During the 1970s, Battiss travelled extensively, and was not impressed by the conceptualist exhibitions he saw, where it was only necessary for the artist have the "concept" without creating any art.  Battiss thought this was "fake" and that art should be for all people, for all time. He thought he would have a "concept" of his own, and, as he loved the many islands he was able to visit, he came up with his Fake Island, but found the name Fook in the London phone book, and used that for his concept.

He explains in Fook Nook 5 - (This is a work of art, not a newspaper.) We have a copy given to the museum by his old friend June Orsmond.

I was walking Aylmer Road in the Northern part of London.  I had been looking at art exhibitions, which consisted mainly of conceptual art and was disappointed that nothing was realized by them - they were concepts put up on walls and nothing else was really done.  So I went one step further and made a concept that I could not only participate in myself, but one that others could participate in too.  And then suddenly an island loomed up in front of me.  And then I thought it's a fake island - it doesn't exist.  And then I thought fake is a stupid word, very banal.  And then I went and looked in the London telephone directory under "F".  I found there were some "Fooks" - people called Fook.  Then I thought, yes, "Fook" is better than "fake" and so the name of the island became Fook Island.

Some Fook quotes from Fook Nook 5

  • people who become fookians by chance are known as flukians
  • fook fondles fantastically
  • join fook - achieve fookfillment
  • a fookian pastime is to play the stringless lute.

FOOK ISLAND was the imaginary world Battiss created - his "Island of the Imagination".  "You will seek in vain on maps for the location of the island, for it eludes conventional cartography.  It is not a place you arrive at, you are either there or not there."  Fantasy and reality merged in Battiss's vision, so this world produced concrete artifacts such as real stamps, real money and real passports.

FOOK - in spite of all the fun and games -   was a serious philosophy, to be taken seriously by the poets, artists, and writers who gathered around him at his Menlo Park, Pretoria, home.  Abstract ideas, he believed, not only exist in the minds of their creators, but can also live on to become an essential part of reality.

In essence, Battiss was the loveable "King Ferd the Third".  The Fookian flag flew proudly in the garden when he, Rex Insular Fookis, was in residence.  Around him he gathered the results of his fertile imagination - like his own Fook alphabet and language.

For years Battiss delved into writing systems such as graffiti, hieroglyphics, and pre-Islamic calligraphy as preparation for creating his Fook Alphabet.

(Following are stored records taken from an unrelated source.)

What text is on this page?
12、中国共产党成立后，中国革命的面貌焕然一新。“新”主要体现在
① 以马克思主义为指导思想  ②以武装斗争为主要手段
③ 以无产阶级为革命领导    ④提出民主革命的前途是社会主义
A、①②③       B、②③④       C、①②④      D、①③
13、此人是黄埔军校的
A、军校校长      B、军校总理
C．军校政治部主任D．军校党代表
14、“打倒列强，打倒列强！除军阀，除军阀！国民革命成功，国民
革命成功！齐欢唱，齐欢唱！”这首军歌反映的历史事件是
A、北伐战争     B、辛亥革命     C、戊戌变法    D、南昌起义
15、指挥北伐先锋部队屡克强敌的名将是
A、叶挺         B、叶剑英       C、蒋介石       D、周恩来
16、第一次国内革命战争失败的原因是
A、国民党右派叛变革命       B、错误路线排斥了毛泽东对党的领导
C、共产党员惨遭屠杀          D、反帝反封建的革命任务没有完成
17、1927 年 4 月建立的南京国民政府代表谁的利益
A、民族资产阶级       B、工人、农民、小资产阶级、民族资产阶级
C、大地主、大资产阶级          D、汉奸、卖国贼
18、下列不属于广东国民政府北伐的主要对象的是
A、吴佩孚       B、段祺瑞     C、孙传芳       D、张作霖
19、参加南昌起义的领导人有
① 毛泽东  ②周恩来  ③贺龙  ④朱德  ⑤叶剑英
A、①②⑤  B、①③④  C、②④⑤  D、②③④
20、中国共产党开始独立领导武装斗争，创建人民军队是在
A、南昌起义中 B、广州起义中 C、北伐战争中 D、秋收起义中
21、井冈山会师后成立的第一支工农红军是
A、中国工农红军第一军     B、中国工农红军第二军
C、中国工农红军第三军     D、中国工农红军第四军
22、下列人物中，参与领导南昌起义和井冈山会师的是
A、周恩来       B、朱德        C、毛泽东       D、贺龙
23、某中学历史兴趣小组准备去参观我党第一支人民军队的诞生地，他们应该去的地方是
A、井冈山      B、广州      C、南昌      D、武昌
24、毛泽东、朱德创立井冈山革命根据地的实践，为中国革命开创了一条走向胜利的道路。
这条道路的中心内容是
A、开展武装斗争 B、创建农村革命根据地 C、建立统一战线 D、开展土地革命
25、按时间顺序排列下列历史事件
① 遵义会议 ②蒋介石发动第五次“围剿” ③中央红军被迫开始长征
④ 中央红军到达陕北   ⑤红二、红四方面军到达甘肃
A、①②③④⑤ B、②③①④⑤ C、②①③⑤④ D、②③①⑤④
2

In the years when apartheid was the way of life in South Africa, Battiss was anti censorship, and using his Fook writing and Fook language enabled Battiss to speak out against the government's attempts to censor people's thoughts and artworks.  A large  retrospective exhibition in 2005 was called "Walter Battiss Gentle Anarchist" and celebrated the man who protested, stirred, and tweaked the nose of the authorities, but always with a twinkle in his eye.

Fookians of all ages who visit the Battiss Museum can fill in a form and apply for Fook citizenship.